ABSTRACT

Connectionist models of musical ability such as tonal composition [11, 31, 41], performance [1, 37] and perception [3, 10, 23] entail representation of properties of music including tonal expectancies and notechord-key hierarchies [2, 18]. Many of the models assume, rather than investigate, the representation of tonal music. Given that neural networks comprise a dual mechanism capable of learning representations and of applying the processes which act upon them, networks can, in principle, be used to explore the construction of representations which may mediate cognition. Thus, it is now possible to ask: how are representations of music constructed during learning, and what form do they take? The question is addressed in the present study using a recurrent network to simulate the first stage of music cognition, namely the construction of a representation of the temporal contiguities implicit in a Western tonal composition. We begin with a discussion of the nature of input to the network, followed by a description of the model, and, finally, we examine the time course of learning.
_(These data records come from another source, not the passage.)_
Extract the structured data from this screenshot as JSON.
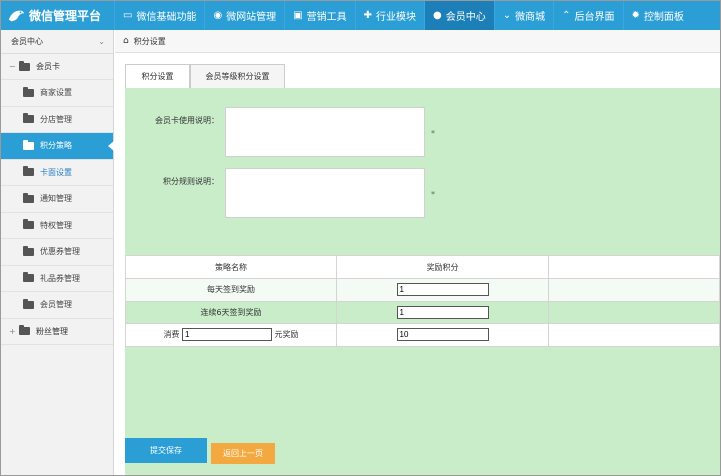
{
  "app": {
    "title": "微信管理平台"
  },
  "nav": [
    {
      "label": "微信基础功能",
      "icon": "monitor-icon"
    },
    {
      "label": "微网站管理",
      "icon": "globe-icon"
    },
    {
      "label": "营销工具",
      "icon": "bag-icon"
    },
    {
      "label": "行业模块",
      "icon": "puzzle-icon"
    },
    {
      "label": "会员中心",
      "icon": "user-icon",
      "active": true
    },
    {
      "label": "微商城",
      "icon": "chevron-down-icon"
    },
    {
      "label": "后台界面",
      "icon": "chevron-up-icon"
    },
    {
      "label": "控制面板",
      "icon": "gear-icon"
    }
  ],
  "sidebar": {
    "header": "会员中心",
    "group1": "会员卡",
    "items": [
      {
        "label": "商家设置"
      },
      {
        "label": "分店管理"
      },
      {
        "label": "积分策略",
        "active": true
      },
      {
        "label": "卡面设置",
        "highlight": true
      },
      {
        "label": "通知管理"
      },
      {
        "label": "特权管理"
      },
      {
        "label": "优惠券管理"
      },
      {
        "label": "礼品券管理"
      },
      {
        "label": "会员管理"
      }
    ],
    "group2": "粉丝管理"
  },
  "breadcrumb": {
    "label": "积分设置"
  },
  "tabs": {
    "active": "积分设置",
    "other": "会员等级积分设置"
  },
  "form": {
    "card_usage_label": "会员卡使用说明：",
    "card_usage_value": "",
    "points_rule_label": "积分规则说明：",
    "points_rule_value": "",
    "marker": "*"
  },
  "table": {
    "headers": [
      "策略名称",
      "奖励积分"
    ],
    "rows": [
      {
        "name": "每天签到奖励",
        "points": "1"
      },
      {
        "name": "连续6天签到奖励",
        "points": "1"
      },
      {
        "prefix": "消费",
        "amount": "1",
        "suffix": "元奖励",
        "points": "10"
      }
    ]
  },
  "buttons": {
    "save": "提交保存",
    "back": "返回上一页"
  },
  "colors": {
    "primary": "#2b9ed6",
    "panel_green": "#c9ecc9",
    "back_orange": "#f4a940"
  }
}
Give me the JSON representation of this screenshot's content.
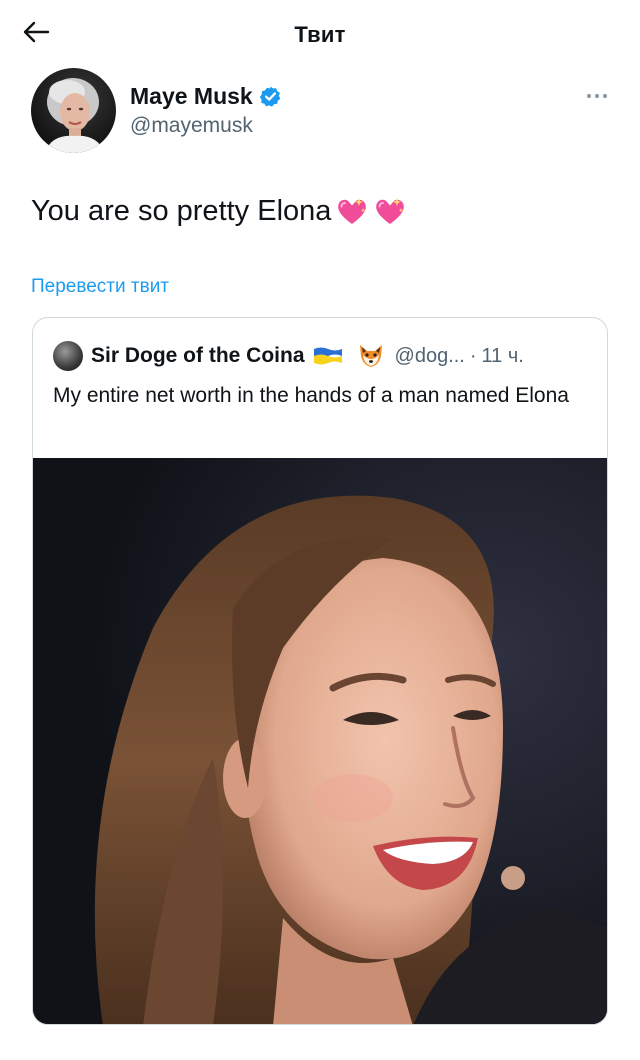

The development of representations is traced through an analysis of the prediction performance of the network at various stages of training. The network was exposed to a single composition to explore the veridical expectancies or “instance-based expectations for events that follow in a particular familiar sequence” [3]. The simulation results indicate that learning involves representation of interactions and interdependencies between components of music such as tone, octave, duration, and accent. As the single composition embodied melodic, harmonic, and rhythmic conventions of a particular style of tonal music, the representations constructed by the network also approximated schematic expectancies “for events that typically follow familiar contexts” [3]. More specifically, the distribution of mean activations across the output vector approximated the tonal hierarchy for the key of C major [19, 22], in that the notes of the tonic C chord (C, E, G) were most active and highly stable.